Caminó sin pensar, sin mirar, sin llorar, y sus pasos la condujeron al corazón mismo del parque, la zona de los columpios donde tantas tardes habían pasado las dos compartiendo secretos. Se sentó en el banco de siempre y la humedad de la piedra la trajo de vuelta al momento presente.

Entonces, las lágrimas empezaron a caer sin permiso. Un rastro de sal dibujando un sendero entre sus pecas. El calor de la pena contra el frío de la esperanza.

Se dejó llevar por la tristeza. Necesitaba soltar parte del lastre que la mantenía amarrada al fondo cuando ella quería volver a flotar y poder respirar. No había ojos indiscretos que pudieran juzgarla. Ningún valiente a la vista que hubiera osado retar a las bajas temperaturas y la amenaza de lluvia.

Apenas quedaba luz y un escalofrío sacudió su cuerpo. Era hora de volver.

Limpió sus ojos con el dorso de su mano y escuchó el roce de un cuerpo contra las hojas. Estaba sola, anochecía y había alguien más. Alguien a quien no veía.

Trató de enfocar su visión borrosa, sus miopes ojos en la dirección de donde creía que procedía el ruido. Era una temeridad, pero la curiosidad podía más que el miedo.

Una mancha marrón y roja empezó a moverse. Venía hacia ella. Por primera vez en muchos meses sintió curiosidad.

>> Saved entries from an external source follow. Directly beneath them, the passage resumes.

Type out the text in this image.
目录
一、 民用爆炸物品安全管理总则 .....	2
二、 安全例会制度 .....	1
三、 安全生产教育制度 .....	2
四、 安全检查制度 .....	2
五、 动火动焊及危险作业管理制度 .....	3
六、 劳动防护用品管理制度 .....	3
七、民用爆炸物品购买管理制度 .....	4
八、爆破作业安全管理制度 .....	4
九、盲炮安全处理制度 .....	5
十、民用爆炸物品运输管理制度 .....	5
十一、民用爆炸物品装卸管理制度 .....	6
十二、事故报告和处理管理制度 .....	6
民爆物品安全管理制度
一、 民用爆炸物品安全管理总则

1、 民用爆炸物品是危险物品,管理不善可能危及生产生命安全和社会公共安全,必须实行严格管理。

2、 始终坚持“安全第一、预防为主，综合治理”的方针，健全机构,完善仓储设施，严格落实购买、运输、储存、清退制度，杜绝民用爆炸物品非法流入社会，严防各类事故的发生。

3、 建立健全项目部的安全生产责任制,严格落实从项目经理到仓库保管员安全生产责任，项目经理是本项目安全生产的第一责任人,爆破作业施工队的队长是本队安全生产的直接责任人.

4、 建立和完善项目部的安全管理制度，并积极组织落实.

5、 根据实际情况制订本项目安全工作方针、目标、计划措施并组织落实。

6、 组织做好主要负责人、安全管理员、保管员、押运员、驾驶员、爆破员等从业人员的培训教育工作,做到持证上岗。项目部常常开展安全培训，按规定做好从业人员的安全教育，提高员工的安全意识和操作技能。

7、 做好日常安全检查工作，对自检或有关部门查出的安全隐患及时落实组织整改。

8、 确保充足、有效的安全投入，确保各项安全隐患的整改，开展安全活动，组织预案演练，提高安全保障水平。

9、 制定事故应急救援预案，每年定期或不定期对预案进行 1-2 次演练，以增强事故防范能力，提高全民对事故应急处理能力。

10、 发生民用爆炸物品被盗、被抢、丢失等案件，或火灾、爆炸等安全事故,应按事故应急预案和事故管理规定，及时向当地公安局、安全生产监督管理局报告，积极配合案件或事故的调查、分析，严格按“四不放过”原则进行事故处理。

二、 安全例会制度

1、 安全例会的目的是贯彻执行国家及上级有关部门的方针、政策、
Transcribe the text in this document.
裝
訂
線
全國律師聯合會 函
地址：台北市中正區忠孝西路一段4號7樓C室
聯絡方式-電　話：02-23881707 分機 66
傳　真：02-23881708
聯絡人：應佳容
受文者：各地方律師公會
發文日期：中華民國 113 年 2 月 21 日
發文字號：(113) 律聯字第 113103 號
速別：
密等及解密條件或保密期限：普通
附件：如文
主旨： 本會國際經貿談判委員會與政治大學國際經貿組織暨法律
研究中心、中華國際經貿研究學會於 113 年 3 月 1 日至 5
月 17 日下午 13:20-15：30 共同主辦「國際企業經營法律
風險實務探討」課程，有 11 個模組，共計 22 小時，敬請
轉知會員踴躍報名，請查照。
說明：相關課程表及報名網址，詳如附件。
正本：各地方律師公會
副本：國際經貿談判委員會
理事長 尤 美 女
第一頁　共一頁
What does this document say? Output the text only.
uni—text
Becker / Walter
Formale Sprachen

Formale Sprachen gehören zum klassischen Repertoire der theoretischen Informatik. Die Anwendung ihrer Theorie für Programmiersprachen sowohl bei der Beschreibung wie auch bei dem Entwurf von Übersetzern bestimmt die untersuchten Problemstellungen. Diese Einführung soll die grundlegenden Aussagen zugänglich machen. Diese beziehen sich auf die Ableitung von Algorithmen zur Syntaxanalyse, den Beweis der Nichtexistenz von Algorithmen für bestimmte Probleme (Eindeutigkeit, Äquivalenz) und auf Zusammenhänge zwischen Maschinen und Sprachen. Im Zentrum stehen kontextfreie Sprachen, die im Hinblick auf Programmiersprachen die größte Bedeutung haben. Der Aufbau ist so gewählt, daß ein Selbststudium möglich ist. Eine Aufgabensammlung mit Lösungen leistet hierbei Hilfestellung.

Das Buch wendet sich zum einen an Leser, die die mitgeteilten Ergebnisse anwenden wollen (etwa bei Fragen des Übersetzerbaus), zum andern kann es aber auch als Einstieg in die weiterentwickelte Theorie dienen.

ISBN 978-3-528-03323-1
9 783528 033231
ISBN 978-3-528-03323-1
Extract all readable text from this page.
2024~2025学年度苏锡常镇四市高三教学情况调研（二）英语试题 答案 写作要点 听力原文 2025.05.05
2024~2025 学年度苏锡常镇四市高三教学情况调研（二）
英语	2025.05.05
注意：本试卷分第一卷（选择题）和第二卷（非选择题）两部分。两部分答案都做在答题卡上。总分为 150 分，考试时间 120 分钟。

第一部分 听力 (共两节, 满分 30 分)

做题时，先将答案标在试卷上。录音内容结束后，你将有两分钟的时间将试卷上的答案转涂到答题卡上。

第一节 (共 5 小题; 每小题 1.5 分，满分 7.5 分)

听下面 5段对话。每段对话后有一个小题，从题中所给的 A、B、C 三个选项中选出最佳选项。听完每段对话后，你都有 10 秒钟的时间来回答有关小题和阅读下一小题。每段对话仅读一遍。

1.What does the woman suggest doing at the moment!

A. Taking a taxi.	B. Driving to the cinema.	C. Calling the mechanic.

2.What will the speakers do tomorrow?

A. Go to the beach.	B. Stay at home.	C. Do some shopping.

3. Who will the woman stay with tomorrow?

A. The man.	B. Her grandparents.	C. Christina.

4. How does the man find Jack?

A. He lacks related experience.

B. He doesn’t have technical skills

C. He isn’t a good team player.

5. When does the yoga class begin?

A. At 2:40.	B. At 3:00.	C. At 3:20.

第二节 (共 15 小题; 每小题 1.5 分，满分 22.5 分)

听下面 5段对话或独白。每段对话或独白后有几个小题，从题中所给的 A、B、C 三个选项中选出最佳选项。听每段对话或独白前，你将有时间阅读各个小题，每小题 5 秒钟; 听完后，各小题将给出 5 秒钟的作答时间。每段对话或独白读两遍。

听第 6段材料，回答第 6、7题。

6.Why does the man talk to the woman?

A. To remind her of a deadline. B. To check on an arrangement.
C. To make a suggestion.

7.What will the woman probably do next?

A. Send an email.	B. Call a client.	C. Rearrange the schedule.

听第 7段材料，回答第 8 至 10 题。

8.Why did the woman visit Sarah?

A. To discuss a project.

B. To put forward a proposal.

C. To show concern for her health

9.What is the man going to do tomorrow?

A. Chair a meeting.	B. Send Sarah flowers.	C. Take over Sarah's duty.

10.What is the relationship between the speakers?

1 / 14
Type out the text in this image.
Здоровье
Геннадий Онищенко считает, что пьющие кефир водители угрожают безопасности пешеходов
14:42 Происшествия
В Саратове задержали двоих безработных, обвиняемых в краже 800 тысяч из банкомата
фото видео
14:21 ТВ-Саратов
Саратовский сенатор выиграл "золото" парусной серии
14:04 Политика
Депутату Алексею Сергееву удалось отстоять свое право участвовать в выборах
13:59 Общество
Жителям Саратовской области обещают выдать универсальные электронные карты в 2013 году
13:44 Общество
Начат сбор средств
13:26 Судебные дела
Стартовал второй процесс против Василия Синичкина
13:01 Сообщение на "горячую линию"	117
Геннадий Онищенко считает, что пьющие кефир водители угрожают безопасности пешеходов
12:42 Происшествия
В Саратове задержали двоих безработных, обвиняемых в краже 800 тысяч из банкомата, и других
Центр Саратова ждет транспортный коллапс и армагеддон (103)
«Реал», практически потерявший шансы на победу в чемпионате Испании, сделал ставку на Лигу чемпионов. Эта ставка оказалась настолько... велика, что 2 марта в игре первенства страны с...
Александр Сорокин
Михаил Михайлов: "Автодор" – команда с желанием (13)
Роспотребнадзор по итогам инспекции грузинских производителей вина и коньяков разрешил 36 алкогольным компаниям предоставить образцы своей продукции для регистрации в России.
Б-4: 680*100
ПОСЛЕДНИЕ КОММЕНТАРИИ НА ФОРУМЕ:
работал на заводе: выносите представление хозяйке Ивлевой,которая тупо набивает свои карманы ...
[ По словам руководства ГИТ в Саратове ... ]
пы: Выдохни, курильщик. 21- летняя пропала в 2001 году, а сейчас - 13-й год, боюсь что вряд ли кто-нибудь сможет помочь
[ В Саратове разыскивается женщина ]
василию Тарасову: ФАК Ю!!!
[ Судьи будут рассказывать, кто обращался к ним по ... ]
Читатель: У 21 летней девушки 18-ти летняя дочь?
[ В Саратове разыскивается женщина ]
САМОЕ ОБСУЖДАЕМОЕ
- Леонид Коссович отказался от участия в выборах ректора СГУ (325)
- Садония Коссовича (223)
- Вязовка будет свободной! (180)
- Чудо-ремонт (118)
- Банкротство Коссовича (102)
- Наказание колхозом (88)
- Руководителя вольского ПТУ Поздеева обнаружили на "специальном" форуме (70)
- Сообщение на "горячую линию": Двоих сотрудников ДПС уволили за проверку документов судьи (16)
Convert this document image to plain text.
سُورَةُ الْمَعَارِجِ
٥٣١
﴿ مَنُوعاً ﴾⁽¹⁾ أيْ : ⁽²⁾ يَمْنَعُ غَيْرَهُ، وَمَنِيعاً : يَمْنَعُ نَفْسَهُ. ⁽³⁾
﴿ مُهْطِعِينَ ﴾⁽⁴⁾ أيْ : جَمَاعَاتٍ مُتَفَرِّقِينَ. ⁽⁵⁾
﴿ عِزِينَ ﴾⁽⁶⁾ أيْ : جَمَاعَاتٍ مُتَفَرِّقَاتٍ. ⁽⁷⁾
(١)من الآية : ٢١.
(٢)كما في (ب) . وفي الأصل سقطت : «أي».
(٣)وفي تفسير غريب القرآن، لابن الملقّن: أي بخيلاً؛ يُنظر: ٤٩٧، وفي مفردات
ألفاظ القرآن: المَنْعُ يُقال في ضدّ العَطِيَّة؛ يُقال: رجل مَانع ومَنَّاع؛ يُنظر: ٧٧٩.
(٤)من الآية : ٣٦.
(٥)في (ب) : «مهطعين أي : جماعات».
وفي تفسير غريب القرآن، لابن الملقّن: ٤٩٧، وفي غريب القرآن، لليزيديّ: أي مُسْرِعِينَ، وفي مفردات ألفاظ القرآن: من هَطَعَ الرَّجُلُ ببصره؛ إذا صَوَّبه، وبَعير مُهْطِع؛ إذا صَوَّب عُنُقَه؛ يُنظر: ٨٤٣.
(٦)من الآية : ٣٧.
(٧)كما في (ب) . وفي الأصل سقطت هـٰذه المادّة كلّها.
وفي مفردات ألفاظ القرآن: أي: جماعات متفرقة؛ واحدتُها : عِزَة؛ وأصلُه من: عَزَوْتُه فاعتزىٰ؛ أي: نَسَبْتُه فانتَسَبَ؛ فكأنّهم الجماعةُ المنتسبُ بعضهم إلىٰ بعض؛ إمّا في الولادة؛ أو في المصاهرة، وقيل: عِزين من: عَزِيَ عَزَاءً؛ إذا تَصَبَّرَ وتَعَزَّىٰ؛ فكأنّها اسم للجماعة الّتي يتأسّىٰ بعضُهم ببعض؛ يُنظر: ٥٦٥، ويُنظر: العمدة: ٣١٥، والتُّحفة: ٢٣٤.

Tardó un tiempo en conseguir enfocar al objeto en movimiento. La oscuridad, la tristeza y la miopía no ayudaban mucho en la tarea.

¿Y si lo más sensato era salir corriendo? ¿Por qué permanecía quieta cuando la razón le gritaba que huyera? Sus padres no podrían superar que ella sufriera ningún daño. Debería escuchar a su yo interior y volver a casa.

El sonido se acercaba, era rítmico, acompasado, persistente…

Inició la marcha cuando escuchó un lamento infantil. ¿Un niño perdido en medio de ningún sitio a estas horas?

¡Imposible!

Se giró sobre sus pasos, no se perdonaría jamás si fuera realmente eso lo que oía.

Delante de ella se encontró un perro que la miraba con la tranquilidad de quien ve llegar a la persona que lleva tiempo esperando.

Su pelo era del color de la canela y sus ojos reflejaban más tristeza aún que los suyos. Tenía heridas cicatrizadas por todo su pequeño cuerpo. La miraba con una fijeza extraña, como si la reconociera, y en la boca llevaba el calcetín rojo que había buscado en casa durante horas.